Après un passage de deux ans au Caesar's Palace de Las Vegas, Laurent Tourondel revient à New York, aux fourneaux de Cello, restaurant de fruits de mer surnommé 'le petit Bernardin'. Une fois de plus, il décroche les trois étoiles du New York Times, mais le restaurant ferme en 2002.
De retour à New York après avoir sillonné le monde, il lance la chaîne de restaurants BLT (Bistro Laurent Tourondel), un groupe qui compte des steakhouses raffinés, des restaurants de produits de la mer et un autre spécialisé dans les produits de saison. Ce dernier - BLT Market - a vu le jour au Ritz-Carlton, une filiale du groupe Marriott, suite à la visite de Bill Marriott en personne, venu manger dans l'un des BLT.
Nouveaux projets
Mais cette ascension ne s'est pas faite sans revers. En 2010, le chef s'est retrouvé empêtré dans un bras de fer judiciaire fortement médiatisé avec son associé, le financier Jimmy Haber, avec lequel il gérait 17 restaurants BLT. En 2011, il finit par conserver le droit d'utiliser son nom pour l'ouverture de futurs restaurants.
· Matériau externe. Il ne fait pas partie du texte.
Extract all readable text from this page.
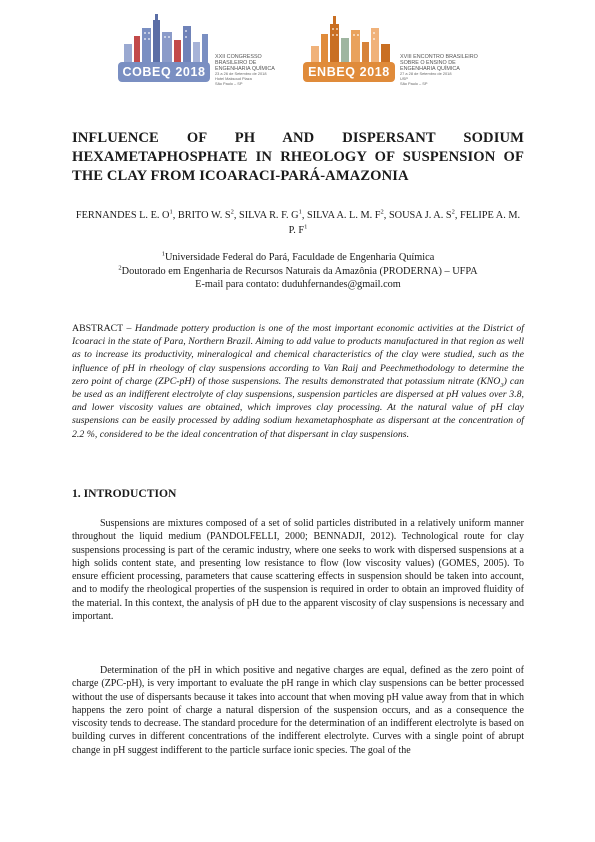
COBEQ 2018
XXII CONGRESSO
BRASILEIRO DE
ENGENHARIA QUÍMICA
23 a 26 de Setembro de 2018
Hotel Maksoud Plaza
São Paulo – SP
ENBEQ 2018
XVIII ENCONTRO BRASILEIRO
SOBRE O ENSINO DE
ENGENHARIA QUÍMICA
27 a 28 de Setembro de 2018
USP
São Paulo – SP
INFLUENCE OF PH AND DISPERSANT SODIUM HEXAMETAPHOSPHATE IN RHEOLOGY OF SUSPENSION OF THE CLAY FROM ICOARACI-PARÁ-AMAZONIA

FERNANDES L. E. $O^1$, BRITO W. $S^2$, SILVA R. F. $G^1$, SILVA A. L. M. $F^2$, SOUSA J. A. $S^2$, FELIPE A. M. P. $F^1$

$^1$Universidade Federal do Pará, Faculdade de Engenharia Química
$^2$Doutorado em Engenharia de Recursos Naturais da Amazônia (PRODERNA) – UFPA
E-mail para contato: duduhfernandes@gmail.com

ABSTRACT – Handmade pottery production is one of the most important economic activities at the District of Icoaraci in the state of Para, Northern Brazil. Aiming to add value to products manufactured in that region as well as to increase its productivity, mineralogical and chemical characteristics of the clay were studied, such as the influence of pH in rheology of clay suspensions according to Van Raij and Peechmethodology to determine the zero point of charge (ZPC-pH) of those suspensions. The results demonstrated that potassium nitrate $(KNO_3)$ can be used as an indifferent electrolyte of clay suspensions, suspension particles are dispersed at pH values over 3.8, and lower viscosity values are obtained, which improves clay processing. At the natural value of pH clay suspensions can be easily processed by adding sodium hexametaphosphate as dispersant at the concentration of 2.2 %, considered to be the ideal concentration of that dispersant in clay suspensions.

1. INTRODUCTION

Suspensions are mixtures composed of a set of solid particles distributed in a relatively uniform manner throughout the liquid medium (PANDOLFELLI, 2000; BENNADJI, 2012). Technological route for clay suspensions processing is part of the ceramic industry, where one seeks to work with dispersed suspensions at a high solids content state, and presenting low resistance to flow (low viscosity values) (GOMES, 2005). To ensure efficient processing, parameters that cause scattering effects in suspension should be taken into account, and to modify the rheological properties of the suspension is required in order to obtain an improved fluidity of the material. In this context, the analysis of pH due to the apparent viscosity of clay suspensions is necessary and important.

Determination of the pH in which positive and negative charges are equal, defined as the zero point of charge (ZPC-pH), is very important to evaluate the pH range in which clay suspensions can be better processed without the use of dispersants because it takes into account that when moving pH value away from that in which happens the zero point of charge a natural dispersion of the suspension occurs, and as a consequence the viscosity tends to decrease. The standard procedure for the determination of an indifferent electrolyte is based on building curves in different concentrations of the indifferent electrolyte. Curves with a single point of abrupt change in pH suggest indifferent to the particle surface ionic species. The goal of the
Il rebondit en se lançant dans le burger haut de gamme, avec LT Burger (pour Laurent Tourondel Burger) ouvrant un restaurant en 2012 en bordure de Bryant Park. "Cet épisode m'a rendu plus fort sur le plan du business, de la confiance en soi."
Le menu, où l'on trouve bien plus que des pizzas, est de "l'italien américanisé", glisse le chef, dont la grand-mère était italienne. Son prochain restaurant pourrait donc être complètement diffèrent. Insatiable, il explore de nouveaux concepts : "le sushi traditionnel mais créatif", ou encore "la cuisine saine, sans beurre ni huile, sans graisses végétales ou animales, avec des bouillons assaisonnés d'épices, de soja, d'herbes". Laurent Tourondel n'est pas près de se remettre du décalage horaire.